By Lilit Marcus, CNN

(CNN) — As the 2024 Himalayan mountaineering season gets underway, another high-altitude project is in the works: removing tons of trash from Mount Everest.

According to the Nepali army, the Mountain Cleanup Campaign collected 110 tons of waste between 2019, when the program started, and 2023.

The army, which conducts the cleanup initiative in partnership with the multinational brand Unilever, will head up the campaign again this year.

Twelve members of the military, supported by 18 Sherpas, will arrive at Everest Base Camp on April 14 to begin the work.
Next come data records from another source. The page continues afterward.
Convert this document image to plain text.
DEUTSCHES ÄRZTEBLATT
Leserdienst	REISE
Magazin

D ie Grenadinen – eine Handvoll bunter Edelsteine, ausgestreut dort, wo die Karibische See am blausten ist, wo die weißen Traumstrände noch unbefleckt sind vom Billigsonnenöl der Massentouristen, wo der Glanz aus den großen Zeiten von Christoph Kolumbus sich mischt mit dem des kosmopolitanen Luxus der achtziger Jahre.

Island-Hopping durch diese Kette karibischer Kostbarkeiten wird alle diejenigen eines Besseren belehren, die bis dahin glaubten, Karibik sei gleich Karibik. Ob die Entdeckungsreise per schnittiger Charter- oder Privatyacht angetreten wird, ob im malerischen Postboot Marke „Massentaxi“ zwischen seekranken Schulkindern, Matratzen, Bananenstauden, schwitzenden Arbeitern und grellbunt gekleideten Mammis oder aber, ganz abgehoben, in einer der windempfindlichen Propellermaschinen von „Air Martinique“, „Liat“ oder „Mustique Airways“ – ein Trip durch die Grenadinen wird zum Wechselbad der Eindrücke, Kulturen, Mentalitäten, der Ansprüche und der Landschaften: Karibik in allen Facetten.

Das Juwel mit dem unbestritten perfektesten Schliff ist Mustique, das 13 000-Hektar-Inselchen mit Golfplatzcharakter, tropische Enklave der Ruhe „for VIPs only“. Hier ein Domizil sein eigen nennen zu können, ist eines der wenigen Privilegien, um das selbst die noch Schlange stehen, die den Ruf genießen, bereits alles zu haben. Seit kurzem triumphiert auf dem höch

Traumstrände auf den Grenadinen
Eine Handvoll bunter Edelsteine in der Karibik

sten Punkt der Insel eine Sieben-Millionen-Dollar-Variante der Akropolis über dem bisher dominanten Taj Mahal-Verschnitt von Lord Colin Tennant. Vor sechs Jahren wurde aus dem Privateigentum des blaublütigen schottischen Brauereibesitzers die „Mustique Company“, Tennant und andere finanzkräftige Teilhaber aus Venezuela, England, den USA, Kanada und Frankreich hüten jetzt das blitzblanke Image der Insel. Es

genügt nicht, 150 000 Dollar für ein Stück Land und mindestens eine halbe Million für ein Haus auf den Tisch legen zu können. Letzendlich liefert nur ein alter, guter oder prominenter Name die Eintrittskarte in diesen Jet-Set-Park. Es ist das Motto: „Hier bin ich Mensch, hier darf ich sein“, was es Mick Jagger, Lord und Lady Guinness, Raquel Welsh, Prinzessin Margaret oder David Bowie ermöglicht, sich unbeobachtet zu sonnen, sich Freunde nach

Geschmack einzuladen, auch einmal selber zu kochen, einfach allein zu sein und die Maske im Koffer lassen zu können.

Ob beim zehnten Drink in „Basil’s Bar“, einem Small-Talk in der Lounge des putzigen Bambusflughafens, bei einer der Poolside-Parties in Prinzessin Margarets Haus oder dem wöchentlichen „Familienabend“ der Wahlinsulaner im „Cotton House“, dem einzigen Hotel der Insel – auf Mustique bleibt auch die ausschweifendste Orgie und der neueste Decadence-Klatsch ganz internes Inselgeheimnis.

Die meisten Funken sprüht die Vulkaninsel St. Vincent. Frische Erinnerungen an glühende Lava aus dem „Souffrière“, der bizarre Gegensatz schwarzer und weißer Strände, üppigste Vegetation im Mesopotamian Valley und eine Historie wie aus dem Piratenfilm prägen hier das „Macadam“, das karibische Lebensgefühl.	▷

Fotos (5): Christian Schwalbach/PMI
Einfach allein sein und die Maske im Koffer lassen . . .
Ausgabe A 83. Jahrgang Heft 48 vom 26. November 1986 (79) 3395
In addition to removing an estimated 10 tons of garbage, the army said in a statement that they plan to bring five dead bodies off of the mountain. These bodies are of climbers who perished while attempting to summit the world’s highest peak.

In 2023, 12 climbers were confirmed to have died on Everest, with an additional five still officially unaccounted for.

Currently, the majority of those who try to climb the 8,849-meter (29,032-foot) Himalayan peak do so via Nepal.

Last year, the Nepali government gave out a record-high 478 Everest hiking permits. However, that is not the total number of people who will be on the mountain, as Sherpa guides, support staffers and others are present with climbing groups.

As a result, overcrowding and trash have been two of the biggest problems plaguing Everest in recent years.

One of the biggest environmental issues has been human waste.

The 2024 climbing season will be the first to require all climbers to use government-distributed poop bags and bring their waste back down with them from the higher mountain camps.

“Each person produces 250 grams (8.8 ounces) of excrement a day and they will spend two weeks on the higher camps for the summit push,” Diwas Pokhrel, first vice president of Everest Summiteers Association, told CNN last month.

In addition, 2024 will be the first time that all Everest climbers are issued tracking chips, which can aid in search and rescue missions.